The Cabinet is not really defined in the Constitution.
itds@reddit
Seems like it, doesn’t it?
sneezhousing@reddit
No they aren't part of executive branch at all.
lewisfairchild@reddit
no
dancingbanana123@reddit
There are three branches of government in the US: the legislative branch (passes and writes laws), the executive branch (enforces laws), and the judiciary branch (interprets laws). The president is at the top of the executive branch and their cabinet is basically the people that fall directly under the president in the executive branch. The Supreme Court is at the top of the judiciary branch, meant to be nearly independent from the president, and basically have final say over what the laws (and particularly the constitution) mean. While the president can choose to fire any members of their cabinet, they can't fire members of the supreme court. Supreme Court Justices, once sworn in, serve for life (or until they choose to resign, like when they're too old). The only way to forcibly remove a Justice would be to impeach them and remove them from office, which requires 2/3rds of congress (legislative branch) to agree.
Living_Fig_6386@reddit
No. Cabinet members are part of the Executive Branch of government. Supreme Court Justices are part of a different branch of government, the Judicial Branch. The Legislative Branch creates the laws, the Executive implements and enforces them, and the Judicial settles questions of law and violations thereof.
MyUsername2459@reddit
No.
The US government has three separate and equal branches, the Executive, Legislative, and Judicial.
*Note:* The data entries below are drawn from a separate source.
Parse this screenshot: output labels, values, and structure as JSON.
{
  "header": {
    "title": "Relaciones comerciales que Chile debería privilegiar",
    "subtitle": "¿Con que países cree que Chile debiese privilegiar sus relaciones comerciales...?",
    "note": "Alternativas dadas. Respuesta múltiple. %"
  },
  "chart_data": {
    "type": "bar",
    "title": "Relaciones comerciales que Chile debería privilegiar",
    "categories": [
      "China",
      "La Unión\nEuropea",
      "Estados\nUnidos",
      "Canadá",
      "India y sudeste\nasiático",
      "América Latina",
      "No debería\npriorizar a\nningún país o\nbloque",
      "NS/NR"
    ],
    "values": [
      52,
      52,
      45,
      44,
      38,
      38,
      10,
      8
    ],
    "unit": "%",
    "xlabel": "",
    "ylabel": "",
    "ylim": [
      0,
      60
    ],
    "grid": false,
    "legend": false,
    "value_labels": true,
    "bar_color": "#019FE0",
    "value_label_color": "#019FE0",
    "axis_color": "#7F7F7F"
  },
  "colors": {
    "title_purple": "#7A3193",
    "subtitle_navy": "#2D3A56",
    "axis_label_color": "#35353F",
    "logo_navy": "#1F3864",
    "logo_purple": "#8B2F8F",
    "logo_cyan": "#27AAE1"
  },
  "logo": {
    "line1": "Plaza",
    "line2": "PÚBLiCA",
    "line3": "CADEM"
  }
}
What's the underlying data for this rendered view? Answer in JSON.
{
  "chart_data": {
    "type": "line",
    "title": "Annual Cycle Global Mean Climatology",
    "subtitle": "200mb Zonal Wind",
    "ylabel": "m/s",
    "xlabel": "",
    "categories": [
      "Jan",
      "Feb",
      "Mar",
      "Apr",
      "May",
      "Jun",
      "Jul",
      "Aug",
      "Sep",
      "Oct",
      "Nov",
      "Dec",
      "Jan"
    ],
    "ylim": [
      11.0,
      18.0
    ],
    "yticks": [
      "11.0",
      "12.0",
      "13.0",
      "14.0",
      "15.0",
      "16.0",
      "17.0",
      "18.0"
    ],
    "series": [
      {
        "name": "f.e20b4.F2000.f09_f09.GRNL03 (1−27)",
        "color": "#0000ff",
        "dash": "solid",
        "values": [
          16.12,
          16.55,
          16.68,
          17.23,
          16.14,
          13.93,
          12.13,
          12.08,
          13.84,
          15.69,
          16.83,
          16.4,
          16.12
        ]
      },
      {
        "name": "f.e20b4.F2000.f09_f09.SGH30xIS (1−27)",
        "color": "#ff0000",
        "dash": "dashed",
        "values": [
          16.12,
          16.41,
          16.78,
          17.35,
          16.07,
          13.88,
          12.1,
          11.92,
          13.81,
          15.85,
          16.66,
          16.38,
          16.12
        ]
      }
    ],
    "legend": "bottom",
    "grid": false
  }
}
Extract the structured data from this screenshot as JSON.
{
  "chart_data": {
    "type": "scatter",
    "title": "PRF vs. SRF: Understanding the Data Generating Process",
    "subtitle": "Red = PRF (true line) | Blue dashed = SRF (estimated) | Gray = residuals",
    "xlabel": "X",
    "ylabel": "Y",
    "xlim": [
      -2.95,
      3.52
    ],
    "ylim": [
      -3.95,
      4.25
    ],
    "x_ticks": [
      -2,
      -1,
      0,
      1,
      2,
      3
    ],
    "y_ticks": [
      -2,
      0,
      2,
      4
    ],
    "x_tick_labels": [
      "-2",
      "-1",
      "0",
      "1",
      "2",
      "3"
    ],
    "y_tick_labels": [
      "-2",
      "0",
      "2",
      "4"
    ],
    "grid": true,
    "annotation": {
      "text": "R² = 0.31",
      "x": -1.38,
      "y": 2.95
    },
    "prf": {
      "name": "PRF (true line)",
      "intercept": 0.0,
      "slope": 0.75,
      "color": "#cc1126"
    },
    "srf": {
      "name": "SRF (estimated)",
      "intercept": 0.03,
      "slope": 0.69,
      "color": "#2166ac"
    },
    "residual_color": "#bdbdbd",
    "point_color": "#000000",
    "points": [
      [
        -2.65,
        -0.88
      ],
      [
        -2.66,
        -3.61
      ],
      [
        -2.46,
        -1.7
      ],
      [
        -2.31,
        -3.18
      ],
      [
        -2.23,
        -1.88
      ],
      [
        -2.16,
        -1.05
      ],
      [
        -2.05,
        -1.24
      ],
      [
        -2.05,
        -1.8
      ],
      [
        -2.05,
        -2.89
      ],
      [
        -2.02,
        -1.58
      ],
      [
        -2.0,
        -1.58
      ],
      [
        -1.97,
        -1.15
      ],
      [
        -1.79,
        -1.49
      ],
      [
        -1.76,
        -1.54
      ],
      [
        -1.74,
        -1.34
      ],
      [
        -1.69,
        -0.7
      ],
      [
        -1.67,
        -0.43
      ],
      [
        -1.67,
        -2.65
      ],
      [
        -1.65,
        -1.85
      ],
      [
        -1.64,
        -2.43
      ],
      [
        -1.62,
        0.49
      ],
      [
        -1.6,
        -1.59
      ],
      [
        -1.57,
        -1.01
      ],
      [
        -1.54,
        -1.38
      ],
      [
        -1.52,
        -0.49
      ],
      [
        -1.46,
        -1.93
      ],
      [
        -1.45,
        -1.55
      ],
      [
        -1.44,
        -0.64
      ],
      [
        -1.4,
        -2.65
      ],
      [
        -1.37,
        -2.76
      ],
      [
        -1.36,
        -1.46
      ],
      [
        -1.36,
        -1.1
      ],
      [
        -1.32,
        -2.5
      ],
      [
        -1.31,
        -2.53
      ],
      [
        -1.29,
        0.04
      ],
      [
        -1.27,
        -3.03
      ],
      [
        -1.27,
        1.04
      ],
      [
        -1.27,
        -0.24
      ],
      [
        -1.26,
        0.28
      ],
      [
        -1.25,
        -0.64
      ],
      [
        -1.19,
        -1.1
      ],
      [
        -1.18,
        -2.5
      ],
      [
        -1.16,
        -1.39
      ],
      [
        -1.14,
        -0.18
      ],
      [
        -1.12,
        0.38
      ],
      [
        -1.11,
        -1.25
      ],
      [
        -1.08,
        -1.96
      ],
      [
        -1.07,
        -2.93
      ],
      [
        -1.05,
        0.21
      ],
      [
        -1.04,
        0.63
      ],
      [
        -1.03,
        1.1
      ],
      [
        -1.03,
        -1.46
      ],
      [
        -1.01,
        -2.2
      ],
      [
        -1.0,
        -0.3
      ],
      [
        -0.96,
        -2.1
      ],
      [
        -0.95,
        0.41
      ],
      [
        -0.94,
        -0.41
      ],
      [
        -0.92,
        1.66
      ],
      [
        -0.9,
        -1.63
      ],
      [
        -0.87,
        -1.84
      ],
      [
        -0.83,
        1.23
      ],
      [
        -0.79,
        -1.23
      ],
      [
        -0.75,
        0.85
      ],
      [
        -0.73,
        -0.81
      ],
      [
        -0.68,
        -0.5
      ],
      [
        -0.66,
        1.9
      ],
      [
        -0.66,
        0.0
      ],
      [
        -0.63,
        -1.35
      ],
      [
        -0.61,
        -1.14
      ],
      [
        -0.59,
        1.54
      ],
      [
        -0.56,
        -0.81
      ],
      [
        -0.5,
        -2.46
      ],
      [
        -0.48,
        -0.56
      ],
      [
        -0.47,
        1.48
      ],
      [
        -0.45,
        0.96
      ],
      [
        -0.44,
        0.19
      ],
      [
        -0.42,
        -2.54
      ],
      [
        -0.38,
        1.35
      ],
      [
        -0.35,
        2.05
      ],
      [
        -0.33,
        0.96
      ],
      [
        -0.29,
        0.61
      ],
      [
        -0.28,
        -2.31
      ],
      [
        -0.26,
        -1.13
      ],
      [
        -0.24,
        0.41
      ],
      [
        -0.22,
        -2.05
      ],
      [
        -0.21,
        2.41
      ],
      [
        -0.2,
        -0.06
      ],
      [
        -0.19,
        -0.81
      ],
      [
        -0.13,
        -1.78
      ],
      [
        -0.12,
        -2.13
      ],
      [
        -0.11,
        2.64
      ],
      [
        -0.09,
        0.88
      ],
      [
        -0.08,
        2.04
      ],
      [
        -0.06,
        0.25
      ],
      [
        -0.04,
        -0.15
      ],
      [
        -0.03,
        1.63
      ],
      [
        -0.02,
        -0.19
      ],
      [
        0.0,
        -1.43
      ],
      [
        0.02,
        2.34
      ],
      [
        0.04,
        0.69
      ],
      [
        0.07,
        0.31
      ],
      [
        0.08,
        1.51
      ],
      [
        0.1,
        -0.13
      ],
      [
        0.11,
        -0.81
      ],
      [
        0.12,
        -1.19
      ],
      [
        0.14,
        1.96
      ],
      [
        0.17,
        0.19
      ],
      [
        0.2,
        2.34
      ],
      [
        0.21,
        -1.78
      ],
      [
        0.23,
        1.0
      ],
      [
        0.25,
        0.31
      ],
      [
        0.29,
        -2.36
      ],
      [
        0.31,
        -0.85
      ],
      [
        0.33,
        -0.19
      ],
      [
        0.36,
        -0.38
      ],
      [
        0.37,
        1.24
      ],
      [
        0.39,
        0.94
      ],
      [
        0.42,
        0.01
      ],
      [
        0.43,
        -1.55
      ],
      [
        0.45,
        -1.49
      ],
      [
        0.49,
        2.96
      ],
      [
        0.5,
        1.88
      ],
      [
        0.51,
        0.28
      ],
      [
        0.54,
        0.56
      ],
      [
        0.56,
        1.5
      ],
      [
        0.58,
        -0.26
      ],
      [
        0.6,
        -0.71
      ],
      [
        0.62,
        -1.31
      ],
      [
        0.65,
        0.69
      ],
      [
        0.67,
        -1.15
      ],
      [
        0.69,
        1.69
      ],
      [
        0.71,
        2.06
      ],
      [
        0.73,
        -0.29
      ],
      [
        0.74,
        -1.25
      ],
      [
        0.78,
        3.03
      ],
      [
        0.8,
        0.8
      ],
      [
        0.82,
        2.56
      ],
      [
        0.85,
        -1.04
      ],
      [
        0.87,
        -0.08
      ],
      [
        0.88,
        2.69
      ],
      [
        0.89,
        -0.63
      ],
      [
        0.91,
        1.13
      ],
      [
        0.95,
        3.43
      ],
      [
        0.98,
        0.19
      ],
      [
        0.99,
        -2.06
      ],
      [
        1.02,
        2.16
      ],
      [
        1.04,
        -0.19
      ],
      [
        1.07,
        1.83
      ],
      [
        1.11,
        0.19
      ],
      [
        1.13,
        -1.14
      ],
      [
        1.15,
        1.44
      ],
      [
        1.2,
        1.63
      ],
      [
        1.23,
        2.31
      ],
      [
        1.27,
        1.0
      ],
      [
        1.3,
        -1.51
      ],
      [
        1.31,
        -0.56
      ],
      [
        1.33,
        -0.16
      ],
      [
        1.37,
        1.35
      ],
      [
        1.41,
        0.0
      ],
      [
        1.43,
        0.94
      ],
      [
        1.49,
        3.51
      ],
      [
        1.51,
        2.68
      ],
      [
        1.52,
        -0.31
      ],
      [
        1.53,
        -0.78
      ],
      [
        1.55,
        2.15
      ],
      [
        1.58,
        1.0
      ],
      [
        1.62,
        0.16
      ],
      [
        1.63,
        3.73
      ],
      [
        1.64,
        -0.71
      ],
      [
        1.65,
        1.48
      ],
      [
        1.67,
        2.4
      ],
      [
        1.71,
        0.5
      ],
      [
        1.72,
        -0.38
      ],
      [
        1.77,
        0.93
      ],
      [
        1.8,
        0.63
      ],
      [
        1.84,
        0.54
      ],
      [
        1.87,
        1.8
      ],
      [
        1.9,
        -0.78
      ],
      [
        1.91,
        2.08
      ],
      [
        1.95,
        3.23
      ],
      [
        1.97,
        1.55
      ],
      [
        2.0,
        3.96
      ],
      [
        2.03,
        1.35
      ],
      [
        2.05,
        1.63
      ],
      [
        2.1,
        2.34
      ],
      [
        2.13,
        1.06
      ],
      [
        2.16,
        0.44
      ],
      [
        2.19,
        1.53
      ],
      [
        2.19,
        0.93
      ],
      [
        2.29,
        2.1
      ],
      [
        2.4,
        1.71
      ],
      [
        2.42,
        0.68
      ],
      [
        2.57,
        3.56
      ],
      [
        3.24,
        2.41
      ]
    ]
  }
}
The Cabinet really isn't a Constitutional position, it's defined by law. The 25th Amendment implies cabinet members in it, but that's something that can be defined by law. The Cabinet are the appointed leaders of the various departments and major agencies of government. The Cabinet are all ultimately accountable to the President, who can fire them.
The members of the Supreme Court compose the highest level of the Judicial Branch of government, which is separate and not accountable to the President. They're part of a completely separate branch of government.
_WeSellBlankets_@reddit
No, the cabinet is made up of the heads of the various Departments of the executive branch. Treasury Department, Department of Education, Department of Defense, State Department, etc.
Grindar1986@reddit
Cabinet members are the heads of the departments under the Executive branch. Supreme Court is the Judiciary, it's own branch of government.